Molecular characterization and meta-analysis of gut microbial communities illustrate enrichment of prevotella and megasphaera in Indian subjects
Bhute, Shrikant ; Pande, Pranav ; Shetty, Sudarshan A. ; Shelar, Rahul ; Mane, Sachin ; Kumbhare, Shreyas V. ; Gawali, Ashwini ; Makhani, Hemal ; Navandar, Mohit ; Dhotre, Dhiraj ; Lubree, Himangi ; Agarwal, Dhiraj ; Patil, Rutuja ; Ozarkar, Shantanu ; Ghaskadbi, Saroj ; Yajnik, Chittaranjan ; Juvekar, Sanjay ; Makharia, Govind K. ; Shouche, Yogesh S. - \ 2016
Frontiers in Microbiology 7 (2016)MAY. - ISSN 1664-302X
16S rRNA amplicon - Indian subjects - Prevotella and Megasphaera - QPCR
The gut microbiome has varied impact on the wellbeing of humans. It is influenced by different factors such as age, dietary habits, socio-economic status, geographic location, and genetic makeup of individuals. For devising microbiome-based therapies, it is crucial to identify population specific features of the gut microbiome.
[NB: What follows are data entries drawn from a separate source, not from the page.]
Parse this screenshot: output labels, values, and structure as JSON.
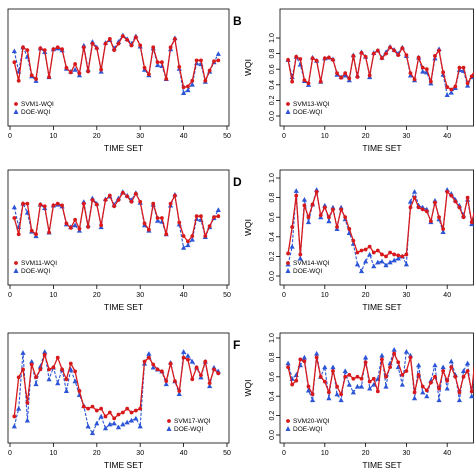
{
  "colors": {
    "svm": "#d7191c",
    "doe": "#2b55d6",
    "axis": "#000000",
    "background": "#ffffff"
  },
  "chart_data": [
    {
      "type": "line",
      "panel_label": "",
      "xlabel": "TIME SET",
      "ylabel": "",
      "xlim": [
        0,
        50
      ],
      "ylim": [
        0,
        1
      ],
      "xticks": [
        "0",
        "10",
        "20",
        "30",
        "40",
        "50"
      ],
      "yticks": [],
      "legend": {
        "position": "bottom-left"
      },
      "x": [
        1,
        2,
        3,
        4,
        5,
        6,
        7,
        8,
        9,
        10,
        11,
        12,
        13,
        14,
        15,
        16,
        17,
        18,
        19,
        20,
        21,
        22,
        23,
        24,
        25,
        26,
        27,
        28,
        29,
        30,
        31,
        32,
        33,
        34,
        35,
        36,
        37,
        38,
        39,
        40,
        41,
        42,
        43,
        44,
        45,
        46,
        47,
        48
      ],
      "series": [
        {
          "name": "SVM1-WQI",
          "marker": "circle",
          "color": "#d7191c",
          "values": [
            0.6,
            0.4,
            0.76,
            0.73,
            0.46,
            0.42,
            0.75,
            0.73,
            0.44,
            0.74,
            0.76,
            0.74,
            0.54,
            0.49,
            0.58,
            0.48,
            0.76,
            0.5,
            0.8,
            0.75,
            0.52,
            0.8,
            0.85,
            0.73,
            0.8,
            0.88,
            0.84,
            0.78,
            0.87,
            0.78,
            0.54,
            0.47,
            0.76,
            0.6,
            0.6,
            0.42,
            0.76,
            0.85,
            0.55,
            0.33,
            0.34,
            0.4,
            0.62,
            0.62,
            0.4,
            0.51,
            0.61,
            0.62
          ]
        },
        {
          "name": "DOE-WQI",
          "marker": "triangle",
          "color": "#2b55d6",
          "values": [
            0.72,
            0.5,
            0.76,
            0.66,
            0.45,
            0.4,
            0.75,
            0.71,
            0.44,
            0.74,
            0.75,
            0.73,
            0.53,
            0.5,
            0.52,
            0.46,
            0.78,
            0.52,
            0.82,
            0.76,
            0.5,
            0.81,
            0.84,
            0.75,
            0.82,
            0.89,
            0.85,
            0.8,
            0.88,
            0.77,
            0.52,
            0.46,
            0.75,
            0.57,
            0.56,
            0.42,
            0.74,
            0.86,
            0.53,
            0.27,
            0.3,
            0.36,
            0.59,
            0.58,
            0.39,
            0.5,
            0.6,
            0.69
          ]
        }
      ]
    },
    {
      "type": "line",
      "panel_label": "B",
      "xlabel": "TIME SET",
      "ylabel": "WQI",
      "xlim": [
        0,
        50
      ],
      "ylim": [
        0,
        1
      ],
      "xticks": [
        "0",
        "10",
        "20",
        "30",
        "40",
        "50"
      ],
      "yticks": [
        "0.0",
        "0.2",
        "0.4",
        "0.6",
        "0.8",
        "1.0"
      ],
      "legend": {
        "position": "bottom-left"
      },
      "x": [
        1,
        2,
        3,
        4,
        5,
        6,
        7,
        8,
        9,
        10,
        11,
        12,
        13,
        14,
        15,
        16,
        17,
        18,
        19,
        20,
        21,
        22,
        23,
        24,
        25,
        26,
        27,
        28,
        29,
        30,
        31,
        32,
        33,
        34,
        35,
        36,
        37,
        38,
        39,
        40,
        41,
        42,
        43,
        44,
        45,
        46,
        47,
        48
      ],
      "series": [
        {
          "name": "SVM13-WQI",
          "marker": "circle",
          "color": "#d7191c",
          "values": [
            0.72,
            0.44,
            0.76,
            0.73,
            0.46,
            0.42,
            0.74,
            0.71,
            0.44,
            0.74,
            0.75,
            0.72,
            0.55,
            0.49,
            0.55,
            0.48,
            0.77,
            0.5,
            0.81,
            0.76,
            0.52,
            0.8,
            0.84,
            0.74,
            0.8,
            0.88,
            0.84,
            0.78,
            0.87,
            0.78,
            0.55,
            0.47,
            0.75,
            0.62,
            0.6,
            0.44,
            0.77,
            0.84,
            0.56,
            0.37,
            0.34,
            0.38,
            0.62,
            0.62,
            0.42,
            0.51,
            0.61,
            0.63
          ]
        },
        {
          "name": "DOE-WQI",
          "marker": "triangle",
          "color": "#2b55d6",
          "values": [
            0.72,
            0.5,
            0.76,
            0.66,
            0.45,
            0.4,
            0.75,
            0.71,
            0.44,
            0.74,
            0.75,
            0.73,
            0.53,
            0.5,
            0.52,
            0.46,
            0.78,
            0.52,
            0.82,
            0.76,
            0.5,
            0.81,
            0.84,
            0.75,
            0.82,
            0.89,
            0.85,
            0.8,
            0.88,
            0.77,
            0.52,
            0.46,
            0.75,
            0.57,
            0.56,
            0.42,
            0.74,
            0.86,
            0.53,
            0.27,
            0.3,
            0.36,
            0.59,
            0.58,
            0.39,
            0.5,
            0.6,
            0.69
          ]
        }
      ]
    },
    {
      "type": "line",
      "panel_label": "",
      "xlabel": "TIME SET",
      "ylabel": "",
      "xlim": [
        0,
        50
      ],
      "ylim": [
        0,
        1
      ],
      "xticks": [
        "0",
        "10",
        "20",
        "30",
        "40",
        "50"
      ],
      "yticks": [],
      "legend": {
        "position": "bottom-left"
      },
      "x": [
        1,
        2,
        3,
        4,
        5,
        6,
        7,
        8,
        9,
        10,
        11,
        12,
        13,
        14,
        15,
        16,
        17,
        18,
        19,
        20,
        21,
        22,
        23,
        24,
        25,
        26,
        27,
        28,
        29,
        30,
        31,
        32,
        33,
        34,
        35,
        36,
        37,
        38,
        39,
        40,
        41,
        42,
        43,
        44,
        45,
        46,
        47,
        48
      ],
      "series": [
        {
          "name": "SVM11-WQI",
          "marker": "circle",
          "color": "#d7191c",
          "values": [
            0.6,
            0.42,
            0.76,
            0.76,
            0.46,
            0.42,
            0.75,
            0.73,
            0.44,
            0.74,
            0.76,
            0.74,
            0.54,
            0.49,
            0.58,
            0.48,
            0.76,
            0.5,
            0.8,
            0.75,
            0.52,
            0.8,
            0.85,
            0.73,
            0.8,
            0.88,
            0.84,
            0.78,
            0.87,
            0.78,
            0.54,
            0.47,
            0.76,
            0.6,
            0.6,
            0.42,
            0.76,
            0.85,
            0.55,
            0.4,
            0.34,
            0.4,
            0.62,
            0.62,
            0.4,
            0.51,
            0.61,
            0.62
          ]
        },
        {
          "name": "DOE-WQI",
          "marker": "triangle",
          "color": "#2b55d6",
          "values": [
            0.72,
            0.5,
            0.76,
            0.66,
            0.45,
            0.4,
            0.75,
            0.71,
            0.44,
            0.74,
            0.75,
            0.73,
            0.53,
            0.5,
            0.52,
            0.46,
            0.78,
            0.52,
            0.82,
            0.76,
            0.5,
            0.81,
            0.84,
            0.75,
            0.82,
            0.89,
            0.85,
            0.8,
            0.88,
            0.77,
            0.52,
            0.46,
            0.75,
            0.57,
            0.56,
            0.42,
            0.74,
            0.86,
            0.53,
            0.27,
            0.3,
            0.36,
            0.59,
            0.58,
            0.39,
            0.5,
            0.6,
            0.69
          ]
        }
      ]
    },
    {
      "type": "line",
      "panel_label": "D",
      "xlabel": "TIME SET",
      "ylabel": "WQI",
      "xlim": [
        0,
        50
      ],
      "ylim": [
        0,
        1
      ],
      "xticks": [
        "0",
        "10",
        "20",
        "30",
        "40",
        "50"
      ],
      "yticks": [
        "0.0",
        "0.2",
        "0.4",
        "0.6",
        "0.8",
        "1.0"
      ],
      "legend": {
        "position": "bottom-left"
      },
      "x": [
        1,
        2,
        3,
        4,
        5,
        6,
        7,
        8,
        9,
        10,
        11,
        12,
        13,
        14,
        15,
        16,
        17,
        18,
        19,
        20,
        21,
        22,
        23,
        24,
        25,
        26,
        27,
        28,
        29,
        30,
        31,
        32,
        33,
        34,
        35,
        36,
        37,
        38,
        39,
        40,
        41,
        42,
        43,
        44,
        45,
        46,
        47,
        48
      ],
      "series": [
        {
          "name": "SVM14-WQI",
          "marker": "circle",
          "color": "#d7191c",
          "values": [
            0.23,
            0.5,
            0.82,
            0.22,
            0.72,
            0.6,
            0.73,
            0.86,
            0.62,
            0.7,
            0.6,
            0.68,
            0.5,
            0.68,
            0.6,
            0.48,
            0.36,
            0.24,
            0.26,
            0.27,
            0.3,
            0.24,
            0.26,
            0.22,
            0.2,
            0.24,
            0.22,
            0.21,
            0.2,
            0.22,
            0.7,
            0.8,
            0.7,
            0.68,
            0.66,
            0.56,
            0.75,
            0.6,
            0.48,
            0.86,
            0.82,
            0.76,
            0.7,
            0.6,
            0.8,
            0.55,
            0.7,
            0.52
          ]
        },
        {
          "name": "DOE-WQI",
          "marker": "triangle",
          "color": "#2b55d6",
          "values": [
            0.12,
            0.3,
            0.87,
            0.18,
            0.78,
            0.55,
            0.73,
            0.88,
            0.6,
            0.72,
            0.56,
            0.7,
            0.48,
            0.7,
            0.58,
            0.44,
            0.33,
            0.12,
            0.05,
            0.15,
            0.22,
            0.1,
            0.14,
            0.15,
            0.11,
            0.14,
            0.16,
            0.18,
            0.2,
            0.12,
            0.76,
            0.86,
            0.72,
            0.7,
            0.68,
            0.55,
            0.77,
            0.58,
            0.45,
            0.88,
            0.84,
            0.78,
            0.72,
            0.62,
            0.78,
            0.53,
            0.72,
            0.4
          ]
        }
      ]
    },
    {
      "type": "line",
      "panel_label": "",
      "xlabel": "TIME SET",
      "ylabel": "",
      "xlim": [
        0,
        50
      ],
      "ylim": [
        0,
        1
      ],
      "xticks": [
        "0",
        "10",
        "20",
        "30",
        "40",
        "50"
      ],
      "yticks": [],
      "legend": {
        "position": "bottom-right"
      },
      "x": [
        1,
        2,
        3,
        4,
        5,
        6,
        7,
        8,
        9,
        10,
        11,
        12,
        13,
        14,
        15,
        16,
        17,
        18,
        19,
        20,
        21,
        22,
        23,
        24,
        25,
        26,
        27,
        28,
        29,
        30,
        31,
        32,
        33,
        34,
        35,
        36,
        37,
        38,
        39,
        40,
        41,
        42,
        43,
        44,
        45,
        46,
        47,
        48
      ],
      "series": [
        {
          "name": "SVM17-WQI",
          "marker": "circle",
          "color": "#d7191c",
          "values": [
            0.22,
            0.62,
            0.7,
            0.36,
            0.75,
            0.62,
            0.7,
            0.85,
            0.7,
            0.72,
            0.82,
            0.7,
            0.6,
            0.76,
            0.68,
            0.48,
            0.32,
            0.3,
            0.32,
            0.28,
            0.3,
            0.22,
            0.26,
            0.2,
            0.24,
            0.26,
            0.3,
            0.26,
            0.28,
            0.3,
            0.78,
            0.82,
            0.75,
            0.7,
            0.68,
            0.58,
            0.76,
            0.58,
            0.48,
            0.82,
            0.8,
            0.6,
            0.72,
            0.64,
            0.78,
            0.56,
            0.7,
            0.66
          ]
        },
        {
          "name": "DOE-WQI",
          "marker": "triangle",
          "color": "#2b55d6",
          "values": [
            0.12,
            0.3,
            0.87,
            0.18,
            0.78,
            0.55,
            0.73,
            0.88,
            0.6,
            0.72,
            0.56,
            0.7,
            0.48,
            0.7,
            0.58,
            0.44,
            0.33,
            0.12,
            0.05,
            0.15,
            0.22,
            0.1,
            0.14,
            0.15,
            0.11,
            0.14,
            0.16,
            0.18,
            0.2,
            0.12,
            0.76,
            0.86,
            0.72,
            0.7,
            0.68,
            0.55,
            0.77,
            0.58,
            0.45,
            0.88,
            0.84,
            0.78,
            0.72,
            0.62,
            0.78,
            0.53,
            0.72,
            0.68
          ]
        }
      ]
    },
    {
      "type": "line",
      "panel_label": "F",
      "xlabel": "TIME SET",
      "ylabel": "WQI",
      "xlim": [
        0,
        50
      ],
      "ylim": [
        0,
        1
      ],
      "xticks": [
        "0",
        "10",
        "20",
        "30",
        "40",
        "50"
      ],
      "yticks": [
        "0.0",
        "0.2",
        "0.4",
        "0.6",
        "0.8",
        "1.0"
      ],
      "legend": {
        "position": "bottom-left"
      },
      "x": [
        1,
        2,
        3,
        4,
        5,
        6,
        7,
        8,
        9,
        10,
        11,
        12,
        13,
        14,
        15,
        16,
        17,
        18,
        19,
        20,
        21,
        22,
        23,
        24,
        25,
        26,
        27,
        28,
        29,
        30,
        31,
        32,
        33,
        34,
        35,
        36,
        37,
        38,
        39,
        40,
        41,
        42,
        43,
        44,
        45,
        46,
        47,
        48
      ],
      "series": [
        {
          "name": "SVM20-WQI",
          "marker": "circle",
          "color": "#d7191c",
          "values": [
            0.7,
            0.52,
            0.56,
            0.78,
            0.76,
            0.5,
            0.42,
            0.8,
            0.6,
            0.55,
            0.44,
            0.66,
            0.5,
            0.42,
            0.6,
            0.62,
            0.58,
            0.6,
            0.58,
            0.75,
            0.55,
            0.58,
            0.45,
            0.78,
            0.6,
            0.7,
            0.84,
            0.75,
            0.62,
            0.66,
            0.8,
            0.44,
            0.62,
            0.5,
            0.46,
            0.54,
            0.6,
            0.48,
            0.66,
            0.56,
            0.7,
            0.6,
            0.44,
            0.6,
            0.66,
            0.45,
            0.85,
            0.7
          ]
        },
        {
          "name": "DOE-WQI",
          "marker": "triangle",
          "color": "#2b55d6",
          "values": [
            0.74,
            0.58,
            0.62,
            0.72,
            0.8,
            0.46,
            0.36,
            0.84,
            0.6,
            0.7,
            0.38,
            0.7,
            0.42,
            0.36,
            0.66,
            0.52,
            0.44,
            0.5,
            0.5,
            0.8,
            0.48,
            0.52,
            0.58,
            0.82,
            0.5,
            0.74,
            0.88,
            0.7,
            0.52,
            0.86,
            0.82,
            0.38,
            0.72,
            0.44,
            0.4,
            0.56,
            0.72,
            0.36,
            0.7,
            0.48,
            0.76,
            0.62,
            0.36,
            0.66,
            0.74,
            0.4,
            0.78,
            0.75
          ]
        }
      ]
    }
  ]
}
Indian population is one of the most ethnically, culturally, and geographically diverse, but the gut microbiome features remain largely unknown. The present study describes gut microbial communities of healthy Indian subjects and compares it with the microbiota from other populations. Based on large differences in alpha diversity indices, abundance of 11 bacterial phyla and individual specific OTUs, we report inter-individual variations in gut microbial communities of these subjects. While the gut microbiome of Indians is different from that of Americans, it shared high similarity to individuals from the Indian subcontinent i.e., Bangladeshi. Distinctive feature of Indian gut microbiota is the predominance of genus Prevotella and Megasphaera. Further, when compared with other non-human primates, it appears that Indians share more OTUs with omnivorous mammals. Our metagenomic imputation indicates higher potential for glycan biosynthesis and xenobiotic metabolism in these subjects. Our study indicates urgent need of identification of population specific microbiome biomarkers of Indian subpopulations to have more holistic view of the Indian gut microbiome and its health implications.